Update on Run Chart Rules
My API colleagues Lloyd Provost and Jerry Langley pointed me to a 2014 article by Anhøj and Olesen, “Run Charts Revisited: A Simulation Study of Run Chart Rules for Detection of Non-Random Variation in Health Care Processes” (PLOS One, http://dx.doi.org/10.1371/journal.pone.0113825).
Anhøj and Olesen look at the three run chart rules I reviewed in my post “Run Charts in Quality Improvement Work”, published 2 February 2015. They also offer useful guidance on run chart analysis as “Guidelines for Using and Interpreting Run Charts for Health Care Improvement.”
For the shift rule—number of consecutive values on one side of the median of a series of values—Anhøj and Olesen cite M. Schilling (2012), "The Surprising Predictability of Long Runs", Mathematics Magazine. 85, pp. 141–149 (available here). Schilling’s analysis leads to a simple formula for the number of consecutive values on one side of median that would be surprising, relative to series of independent realizations from a single probability distribution.

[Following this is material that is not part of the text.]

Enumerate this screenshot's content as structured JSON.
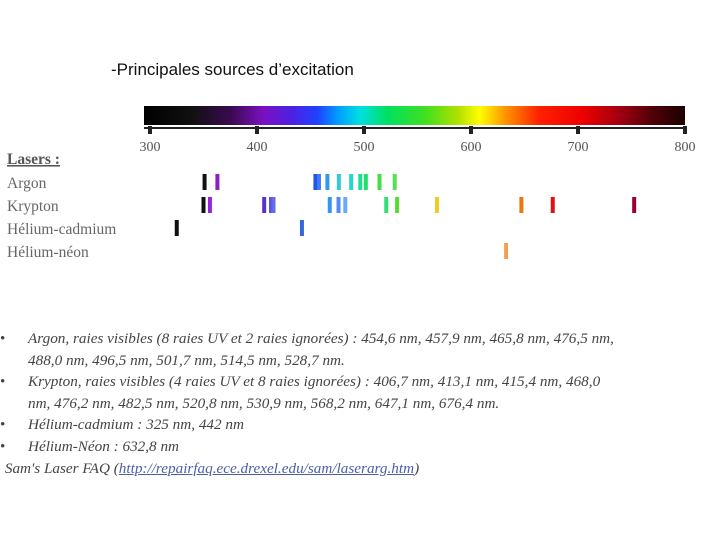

If you define n as the length of the original series, omitting any points that fall exactly on the median, the formula is: calculate log2(n) + 3 and then round to the nearest integer.
Using the simulation functions developed in R for my 2015 post, here’s the frequency of seeing 6, 7, 8 or 9 consecutive values on one side of a median for series of length n, n between 12 and 48.
Go to this GitHub repository for the R Markdown file that will produce the table shown here.
Restricting run chart analysis to series lengths less than n=20, the table shows that the rule “shift of six consecutive values on one side of the median” proposed by Perla et al. (2011) is a reasonable rule of thumb when looking for confirmation of improvement in short series.
While the Anhøj and Olesen rule doesn’t make sense for a series of length 12--the longest shift on one side of the median is six consecutive values—it looks like a reasonable guide for run chart analysis if you can estimate the critical value, which depends on a base 2 logarithm. For the range of n in the table, just linearly interpolate between powers of 2. E.g. for a series of length n=22, 22 is less than halfway between 16 and 32, so the quick estimate critical value is log216 + 3 = 7. When length of the series is halfway or more to the next power of 2, use the higher power of 2: E.g. for n=48, 48 is halfway between 32 and 64, so the estimate of the critical value is log264 + 3 = 9.
On the other hand, as Lloyd Provost noted last year, for series longer than n=20, a control chart often can provide more insight than a run chart. You can augment the Shewhart “3 sigma rule” with a shift rule based on Anhøj and Olesen, as these authors suggest in the Guidelines section of their paper.